Rob Butler1, Helena Griffiths1 and Sara Spencer2
1Department of Earth Sciences, The University of Leeds, Leeds LS2
2Department of Geology, American University of Beirut, Beirut, Lebanon
The deformation of continental lithosphere is complex with plate boundaries represented by broad zones of deformation rather than by single discrete faults. The bulk tectonic evolution of these zones is poorly understood, commonly because of difficulties of integrating displacements across major discontinuities, later deformation obliterating earlier structures and the difficulty in resolving large-scale structure through the fog of small-scale complexity. Studies of active plate boundaries where the broad kinematics are well-established and examples where bulk displacements are relatively low offer the best opportunities for obtaining better kinematic descriptions of continental deformation. This contribution is concerned with such an example and aims to evaluate plate boundary evolution at a continental transform.
The Dead Sea fault zone of the Levant has a bulk sinistral offset of about 110km during the Cenozoic. For much of its length the fault zone is narrow and weakly transtensional. In Lebanon the fault splays into several strands to form a gross restraining bend. Significant crustal shortening has generated 3000m topography along the Mount Lebanon range. This range contains the regionally continuous Yammouneh fault which runs north into Syria. The map pattern of the Homs basalt shows a sinistral offset at the north of the range. Our fieldwork shows this to be a topographic artefact - the Homs basalt stratigraphically seals the Yammouneh fault and later drainage basins are not offset. New Ar ages on the basalt (5.02 ±0.2 Ma) show that the north of the Lebanon restraining bend has been largely inactive in Plio-Quaternary times. Active uplift continues throughout the Mount Lebanon range suggestive of distributed crustal thickening. However, at the southern end of the restraining bend, strike-slip introduced along the Dead Sea fault zone transfers via an array of relay ramps that link the southern end of the Yammouneh fault across to the Roum fault. The Roum fault is marked by rhomboid basins, intense shoulder uplift and offset drainage basins indicative of sinistral strike-slip. However, the coastal plateau to the west is cut by NE-SW normal faults. Timing and kinematics of these faults is established from uplifted marine terraces and drainage basins. The coastal plateau shows NW-SE crustal extension, presumably relaying sinistral displacements from the Dead Sea fault zone to the Levant coast. However, this distributed releasing bend formed prior to the offset of geomorphic surfaces by the Roum fault. Thus, for the past c. 5Ma, fault strands in south Lebanon have begun to develop into a distributed releasing bend while crustal shortening continues by distributed strain as a restraining bend.
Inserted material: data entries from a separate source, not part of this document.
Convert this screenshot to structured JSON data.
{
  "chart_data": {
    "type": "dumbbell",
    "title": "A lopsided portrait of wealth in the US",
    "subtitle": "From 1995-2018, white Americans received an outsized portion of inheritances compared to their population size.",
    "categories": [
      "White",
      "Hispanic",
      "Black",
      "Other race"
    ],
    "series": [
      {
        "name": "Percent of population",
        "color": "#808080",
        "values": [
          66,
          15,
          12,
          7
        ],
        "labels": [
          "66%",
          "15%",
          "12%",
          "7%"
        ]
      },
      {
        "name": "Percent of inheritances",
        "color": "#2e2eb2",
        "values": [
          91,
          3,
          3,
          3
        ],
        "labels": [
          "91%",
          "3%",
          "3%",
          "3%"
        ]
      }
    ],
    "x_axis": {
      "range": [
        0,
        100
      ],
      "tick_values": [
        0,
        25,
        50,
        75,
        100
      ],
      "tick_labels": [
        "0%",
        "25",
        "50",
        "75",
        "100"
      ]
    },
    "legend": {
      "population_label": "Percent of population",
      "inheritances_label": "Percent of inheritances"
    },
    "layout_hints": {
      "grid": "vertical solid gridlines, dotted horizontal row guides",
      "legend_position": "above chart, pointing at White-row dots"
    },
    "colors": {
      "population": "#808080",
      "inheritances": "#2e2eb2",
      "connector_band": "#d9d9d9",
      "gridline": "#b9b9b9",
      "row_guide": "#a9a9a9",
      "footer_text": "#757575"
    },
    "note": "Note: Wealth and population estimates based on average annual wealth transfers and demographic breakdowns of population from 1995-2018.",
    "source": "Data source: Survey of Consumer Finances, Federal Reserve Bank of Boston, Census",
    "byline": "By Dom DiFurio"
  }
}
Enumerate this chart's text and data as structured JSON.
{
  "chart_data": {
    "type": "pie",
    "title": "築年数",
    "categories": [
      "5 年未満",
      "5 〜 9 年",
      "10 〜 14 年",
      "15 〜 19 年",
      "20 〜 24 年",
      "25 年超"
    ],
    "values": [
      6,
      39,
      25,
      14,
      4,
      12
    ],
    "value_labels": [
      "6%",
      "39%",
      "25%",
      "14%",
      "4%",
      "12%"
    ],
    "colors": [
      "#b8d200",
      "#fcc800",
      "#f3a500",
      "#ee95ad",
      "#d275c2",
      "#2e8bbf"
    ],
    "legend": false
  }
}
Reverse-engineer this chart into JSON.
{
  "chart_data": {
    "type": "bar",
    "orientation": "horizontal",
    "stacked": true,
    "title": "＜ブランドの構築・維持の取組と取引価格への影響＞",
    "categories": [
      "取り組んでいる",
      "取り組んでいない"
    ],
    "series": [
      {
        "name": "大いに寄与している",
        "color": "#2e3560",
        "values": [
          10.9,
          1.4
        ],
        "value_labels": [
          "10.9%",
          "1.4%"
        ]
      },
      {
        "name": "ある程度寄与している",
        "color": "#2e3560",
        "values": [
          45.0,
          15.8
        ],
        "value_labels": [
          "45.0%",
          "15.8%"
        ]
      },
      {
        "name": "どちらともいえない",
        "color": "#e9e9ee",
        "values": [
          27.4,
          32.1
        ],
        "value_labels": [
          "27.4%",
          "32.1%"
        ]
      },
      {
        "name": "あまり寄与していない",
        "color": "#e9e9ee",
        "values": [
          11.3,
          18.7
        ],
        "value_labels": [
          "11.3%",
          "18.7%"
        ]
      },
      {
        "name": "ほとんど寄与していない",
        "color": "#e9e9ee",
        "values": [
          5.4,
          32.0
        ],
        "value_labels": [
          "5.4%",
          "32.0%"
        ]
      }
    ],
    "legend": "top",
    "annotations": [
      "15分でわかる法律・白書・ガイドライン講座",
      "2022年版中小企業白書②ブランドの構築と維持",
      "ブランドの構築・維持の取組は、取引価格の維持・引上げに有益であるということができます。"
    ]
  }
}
The locus of deformation in the upper crust of the Levant has evolved as have the patterns of partitioning between localised faulting and more distributed strain. This may reflect a combination of work hardening in response to changes in the orientation of fault strands, variations in mechanical coupling at depth and variations in plate kinematics. The study illustrates the utility of systematic 'geomorphological stratigraphy' on understanding fault zone evolution.
Paper presented at: Annual Meeting of the Tectonic Studies Group, December 1996. University of Birmingham.